Everyone has their tales to tell. Winning the US Open takes guts and skill but getting over the finishing line is harder than it seems, writes our correspondent.

Over the years, a number of players have missed golden opportunities in the final round to get the glory, choking at some point where victory was in sight.

Here’s the top 5

Arnold Palmer, 1966

Proving that even one of the game’s greats can suffer under extreme pressure, Palmer went into the final round with a seven-shot advantage over nearest challenger Billy Casper. Intent on getting a record score for the event, he made a number of strange decisions which cost him dearly, leaving the then-unheralded Casper to capitalise and make a name for himself.

Phil Mickelson and Colin Montgomerie, 2006

With five second-place finishes at the US Open, it’s understandable that Ladbrokes have Mickelson joint second favourite to win his first US Open but in 2006 he had his best chance to claim this elusive major. Phil and Monty were two of the favourites to win the title, but while Mickelson had already tasted success in the majors before, Monty,the nearly-man of golf, had his best chance yet of winning his maiden major.
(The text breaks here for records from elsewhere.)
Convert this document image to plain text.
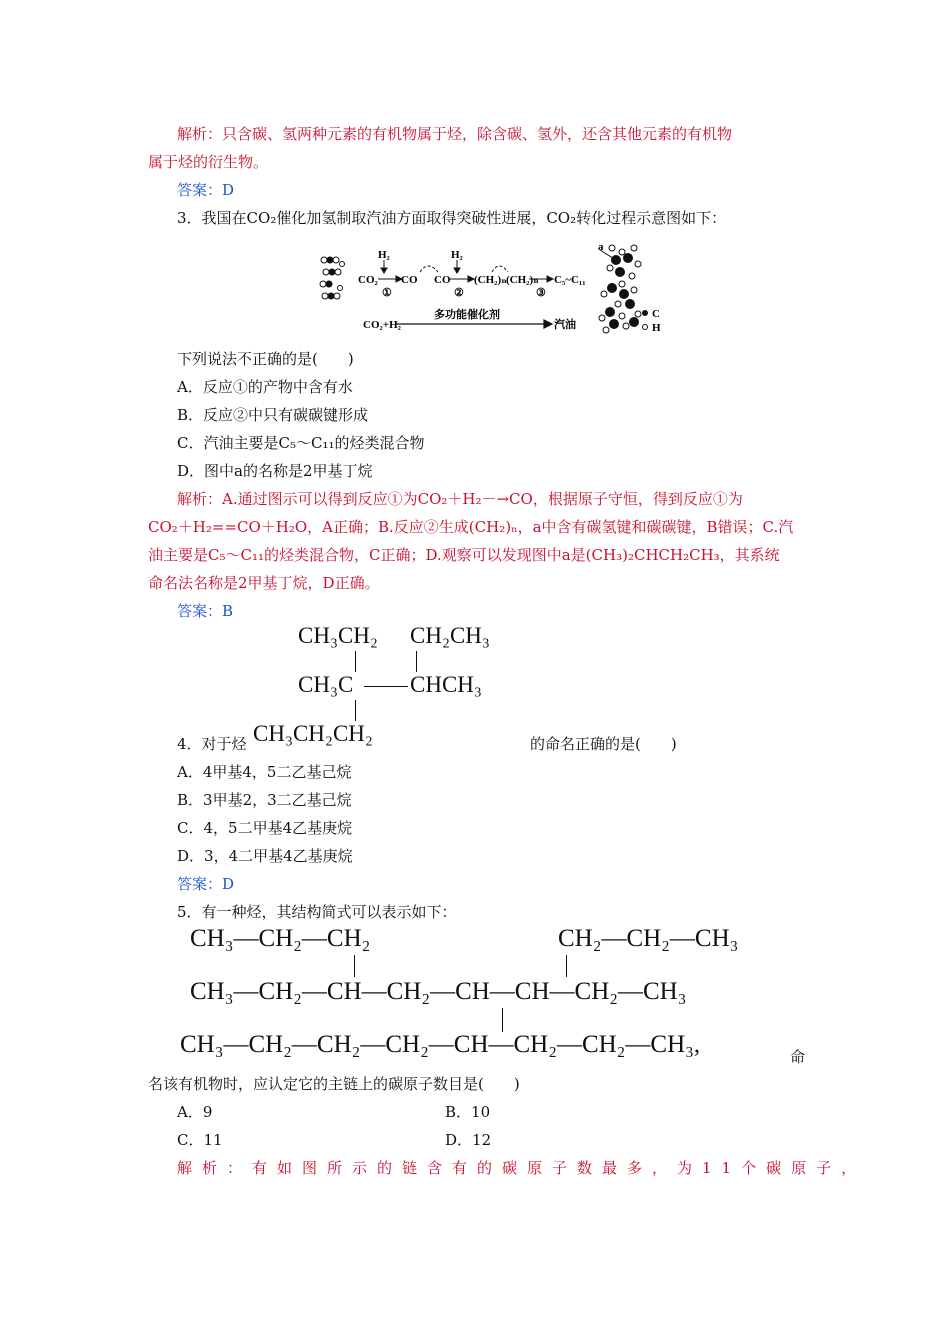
解析：只含碳、氢两种元素的有机物属于烃，除含碳、氢外，还含其他元素的有机物
属于烃的衍生物。
答案：D
3．我国在CO₂催化加氢制取汽油方面取得突破性进展，CO₂转化过程示意图如下：
H₂	H₂
CO₂ CO CO (CH₂)ₙ (CH₂)ₙ C₅~C₁₁
①	②	③
CO₂+H₂
多功能催化剂
汽油
a
C
H
下列说法不正确的是(　　)
A．反应①的产物中含有水
B．反应②中只有碳碳键形成
C．汽油主要是C₅～C₁₁的烃类混合物
D．图中a的名称是2甲基丁烷
解析：A.通过图示可以得到反应①为CO₂＋H₂－→CO，根据原子守恒，得到反应①为
CO₂＋H₂==CO＋H₂O，A正确；B.反应②生成(CH₂)ₙ，a中含有碳氢键和碳碳键，B错误；C.汽
油主要是C₅～C₁₁的烃类混合物，C正确；D.观察可以发现图中a是(CH₃)₂CHCH₂CH₃，其系统
命名法名称是2甲基丁烷，D正确。
答案：B
CH₃CH₂ CH₂CH₃
CH₃C CHCH₃
CH₃CH₂CH₂
4．对于烃	的命名正确的是(　　)
A．4甲基4，5二乙基己烷
B．3甲基2，3二乙基己烷
C．4，5二甲基4乙基庚烷
D．3，4二甲基4乙基庚烷
答案：D
5．有一种烃，其结构简式可以表示如下：
CH₃—CH₂—CH₂	CH₂—CH₂—CH₃
CH₃—CH₂—CH—CH₂—CH—CH—CH₂—CH₃
CH₃—CH₂—CH₂—CH₂—CH—CH₂—CH₂—CH₃,	命
名该有机物时，应认定它的主链上的碳原子数目是(　　)
A．9	B．10
C．11	D．12
解析：有如图所示的链含有的碳原子数最多，为11个碳原子，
Sadly, one swing on the 18th, where he and Mickelson were joint leaders, cost him dearly as he hit a double bogey.
As for Mickelson, some wayward driving has cost him a third consecutive major, leaving steady Australian Geoff Ogilvy to clean up and lift the title from both players’ grasp.

Sam Snead, 1947

Another of the game’s legends, Snead went on to win seven major titles, but it should have been at least eight. On the final hole in the final round of the 1947 tournament, all he needed was to score par, which seemed simple. Sadly, a triple-bogey meant all he had to settle for was a playoff.
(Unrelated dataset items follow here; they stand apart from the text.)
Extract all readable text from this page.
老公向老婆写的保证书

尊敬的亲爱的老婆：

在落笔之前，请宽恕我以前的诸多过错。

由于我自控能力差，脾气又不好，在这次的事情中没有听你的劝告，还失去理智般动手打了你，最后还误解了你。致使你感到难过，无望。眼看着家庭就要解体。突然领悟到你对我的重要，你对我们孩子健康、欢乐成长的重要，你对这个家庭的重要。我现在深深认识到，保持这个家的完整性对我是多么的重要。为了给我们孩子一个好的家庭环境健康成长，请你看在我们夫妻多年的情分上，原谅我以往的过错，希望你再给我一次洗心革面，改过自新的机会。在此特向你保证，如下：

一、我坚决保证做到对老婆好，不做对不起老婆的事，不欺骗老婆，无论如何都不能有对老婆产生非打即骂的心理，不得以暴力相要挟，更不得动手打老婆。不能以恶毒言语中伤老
Controversy then ensued when he entered the playoff with Lew Worsham. An 18-hole playoff saw Snead two shots clear with three holes remaining, but he gave it away meaning both were level on the final hole. He lined up for a short putt and was interrupted by his opponent, asking to see who was away. After a little deliberation, it was Snead, but he missed, leaving Worsham to win.
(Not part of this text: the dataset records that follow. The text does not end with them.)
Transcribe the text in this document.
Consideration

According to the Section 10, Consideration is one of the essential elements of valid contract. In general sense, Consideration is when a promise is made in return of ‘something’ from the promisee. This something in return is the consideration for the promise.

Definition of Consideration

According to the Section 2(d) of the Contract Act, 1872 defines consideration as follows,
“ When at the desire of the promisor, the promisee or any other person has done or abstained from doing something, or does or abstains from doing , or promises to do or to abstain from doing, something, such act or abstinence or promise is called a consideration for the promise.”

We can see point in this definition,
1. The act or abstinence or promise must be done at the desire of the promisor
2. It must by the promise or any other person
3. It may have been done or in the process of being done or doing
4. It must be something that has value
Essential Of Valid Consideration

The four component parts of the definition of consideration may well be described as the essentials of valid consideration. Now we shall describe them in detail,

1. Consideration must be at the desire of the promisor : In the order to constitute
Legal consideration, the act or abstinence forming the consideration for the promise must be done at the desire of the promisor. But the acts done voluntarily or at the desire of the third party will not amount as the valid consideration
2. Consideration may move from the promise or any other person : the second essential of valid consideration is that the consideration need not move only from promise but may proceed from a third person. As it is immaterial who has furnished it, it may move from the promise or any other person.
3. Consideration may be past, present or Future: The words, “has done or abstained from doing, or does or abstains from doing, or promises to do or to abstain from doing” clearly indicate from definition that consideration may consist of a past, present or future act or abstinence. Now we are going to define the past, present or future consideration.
Mark Brooks, Stewart Cink and Retief Goosen, 2001

In an incident which is now famously known as ‘Choke-lahoma’, the trio of Brooks, Cink and Goosen were all left with one putt to secure outright victory. Sadly for them, they all three-putted the hole which meant they would go to a playoff. Fortunately for Goosen, he managed to win an 18-hole playoff with Brooks by two strokes.

Retief Goosen, 2005

After getting away with choking in normal time four years earlier, the South African had it all in his own hands to secure a third US Open title. He was defending champion after winning it the previous year, and had been nicknamed the ‘ice man’ because of his calm temperament.

A solid but not unassailable three-shot lead evaporated courtesy of some incredibly messy putting, which eventually saw him drift down to 11th place on the leader board, a full eight shots behind the surprise champion Michael Campbell.